A man needs a woman in the house.

He’ll end up old and alone, talking to his chickens.

The last part was awkwardly accurate.

I did talk to my chickens.

I talked to the ducks as well, mostly when they were misbehaving, and to the soil when it cracked under too many dry days.

I talked to the gate when it groaned in the wind, the kettle when it rattled towards the boil, and the empty chair across from me when the evenings stretched longer than my courage.

Loneliness does not always arrive as a dramatic thing.

Sometimes it is just a clean cup left unused on a shelf.

Sometimes it is a shirt folded by your own hands year after year, with nobody to notice the patch at the elbow.

I had loved once before, and I had lost her before the life I imagined could begin.

After that, hope became something I kept in a drawer.

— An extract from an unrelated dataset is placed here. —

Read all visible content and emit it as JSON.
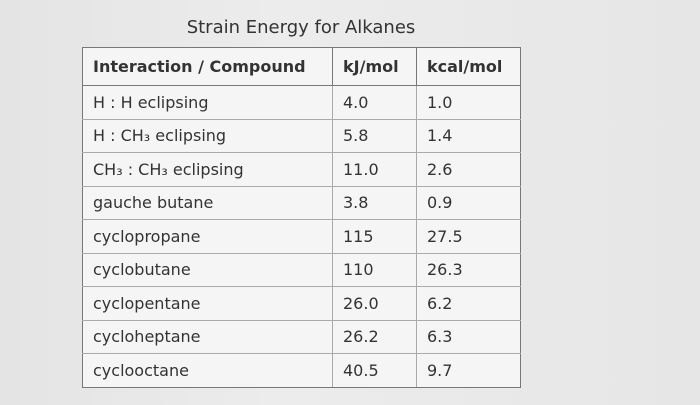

I worked, planted, repaired, sold eggs when the hens were generous, and told myself an ordinary quiet life was more than many people got.

Then I saw Claire Dawson near the market.

It was one of those cold afternoons when the wind finds every gap in a coat.

The stalls were closing early, and the pavement had that dull grey shine that comes after a day of drizzle.

Claire was sitting near a fruit stall, not begging loudly, not pressing herself on anyone, just lifting one hand now and then with a gentleness that made people more uncomfortable than if she had shouted.